Re: [Scheme-reports] Draft 3 Comments: Chapter 4
Aaron W. Hsu 27 Jul 2011 23:13 UTC
On Wed, 27 Jul 2011, John Cowan wrote:
> Denis Washington scripsit:
>
>> Thinking about it, leaving this unspecified makes sense as one couldn't
>> use "when" and "unless" to return a value from a procedure anyway
>> without risking an unspecified return value (if the test evaluates to #f
>> or #t, respectively).
>>
>> On the other hand, "begin" in an expression context also a sole
>> side-effect construct (otherwise, all expressions except the last in a
>> "begin" form would be useless) and still returns the last expression's
>> result. Given that "when" and "unless" are very similar, I find it to be
>> pretty intuitive if they have the same behavior.
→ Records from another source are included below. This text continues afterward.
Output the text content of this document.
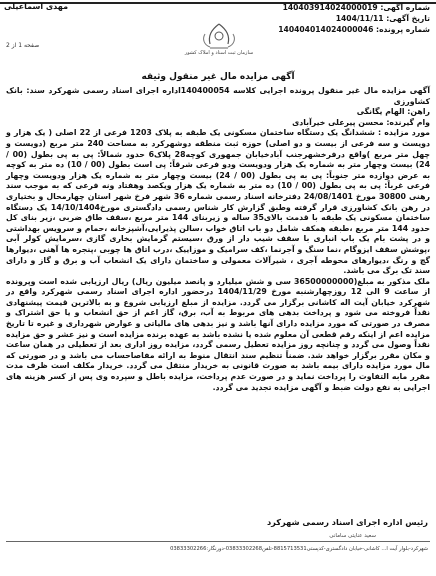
مهدی اسماعیلی	شماره آگهی: 140403914024000019
تاریخ آگهی: 1404/11/11
شماره پرونده: 140404014024000046
سازمان ثبت اسناد و املاک کشور
صفحه 1 از 2
آگهی مزایده مال غیر منقول وثیقه

آگهی مزایده مال غیر منقول پرونده اجرایی کلاسه 140400054اداره اجرای اسناد رسمی شهرکرد سند: بانک کشاورزی

راهن: الهام یگانگی

وام گیرنده: محسن پیرعلی خیرآبادی

مورد مزایده : ششدانگ یک دستگاه ساختمان مسکونی یک طبقه به پلاک 1203 فرعی از 22 اصلی ( یک هزار و دویست و سه فرعی از بیست و دو اصلی) حوزه ثبت منطقه دوشهرکرد به مساحت 240 متر مربع (دویست و چهل متر مربع )واقع درفرخشهرجنب آبادخیابان جمهوری کوچه28 پلاک6 حدود شمالاً: پی به پی بطول (00 / 24) بیست وچهار متر به شماره یک هزار ودویست ودو فرعی شرقاً: پی است بطول (00 / 10) ده متر به کوچه به عرض دوازده متر جنوباً: پی به پی بطول (00 / 24) بیست وچهار متر به شماره یک هزار ودویست وچهار فرعی غرباً: پی به پی بطول (00 / 10) ده متر به شماره یک هزار ویکصد وهفتاد ونه فرعی که به موجب سند رهنی 30800 مورخ 24/08/1401 دفترخانه اسناد رسمی شماره 36 شهر فرخ شهر استان چهارمحال و بختیاری در رهن بانک کشاورزی قرار گرفته وطبق گزارش کار شناس رسمی دادگستری مورخ14/10/1404 یک دستگاه ساختمان مسکونی یک طبقه با قدمت بالای35 ساله و زیربنای 144 متر مربع ،سقف طاق ضربی ،زیر بنای کل حدود 144 متر مربع ،طبقه همکف شامل دو باب اتاق خواب ،سالن پذیرایی،آشپزخانه ،حمام و سرویس بهداشتی و در پشت بام یک باب انباری با سقف شیب دار از ورق ،سیستم گرمایش بخاری گازی ،سرمایش کولر آبی ،پوشش سقف ایزوگام ،نما سنگ و آجرنما ،کف سرامیک و موزاییک ،درب اتاق ها چوبی ،پنجره ها آهنی ،دیوارها گچ و رنگ ،دیوارهای محوطه آجری ، شیرآلات معمولی و ساختمان دارای یک انشعاب آب و برق و گاز و دارای سند تک برگ می باشد.

ملک مذکور به مبلغ(36500000000 سی و شش میلیارد و پانصد میلیون ریال) ریال ارزیابی شده است وپرونده از ساعت 9 الی 12 روزچهارشنبه مورخ 1404/11/29 درحضور اداره اجرای اسناد رسمی شهرکرد واقع در شهرکرد خیابان آیت اله کاشانی برگزار می گردد. مزایده از مبلغ ارزیابی شروع و به بالاترین قیمت پیشنهادی نقداً فروخته می شود و پرداخت بدهی های مربوط به آب، برق، گاز اعم از حق انشعاب و یا حق اشتراک و مصرف در صورتی که مورد مزایده دارای آنها باشد و نیز بدهی های مالیاتی و عوارض شهرداری و غیره تا تاریخ مزایده اعم از اینکه رقم قطعی آن معلوم شده یا نشده باشد به عهده برنده مزایده است و نیز عشر و حق مزایده نقداً وصول می گردد و چنانچه روز مزایده تعطیل رسمی گردد، مزایده روز اداری بعد از تعطیلی در همان ساعت و مکان مقرر برگزار خواهد شد. ضمناً تنظیم سند انتقال منوط به ارائه مفاصاحساب می باشد و در صورتی که مال مورد مزایده دارای بیمه باشد به صورت قانونی به خریدار منتقل می گردد. خریدار مکلف است ظرف مدت مقرر مابه التفاوت را پرداخت نماید و در صورت عدم پرداخت، مزایده باطل و سپرده وی پس از کسر هزینه های اجرایی به نفع دولت ضبط و آگهی مزایده تجدید می گردد.

رئیس اداره اجرای اسناد رسمی شهرکرد
سعید عنایتی سامانی
شهرکرد-بلوار آیت ا... کاشانی-خیابان دادگستری-کدپستی8815713531-تلفن03833302268-دورنگار:03833302266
I'm undecided.
>
> The difference is that BEGIN can have a value if its last argument does, but
> you can't ever rely on WHEN or UNTIL having a value, so you can only
> use it for effect portably. That being so, it might as well return
> an unspecified value in all cases.
This is news to me. The semantics I expect from WHEN and UNTIL are that they
return the value of the last expression in their bodies. I am aware of no
reason to not do this.
Aaron W. Hsu
--
Programming is just another word for the lost art of thinking.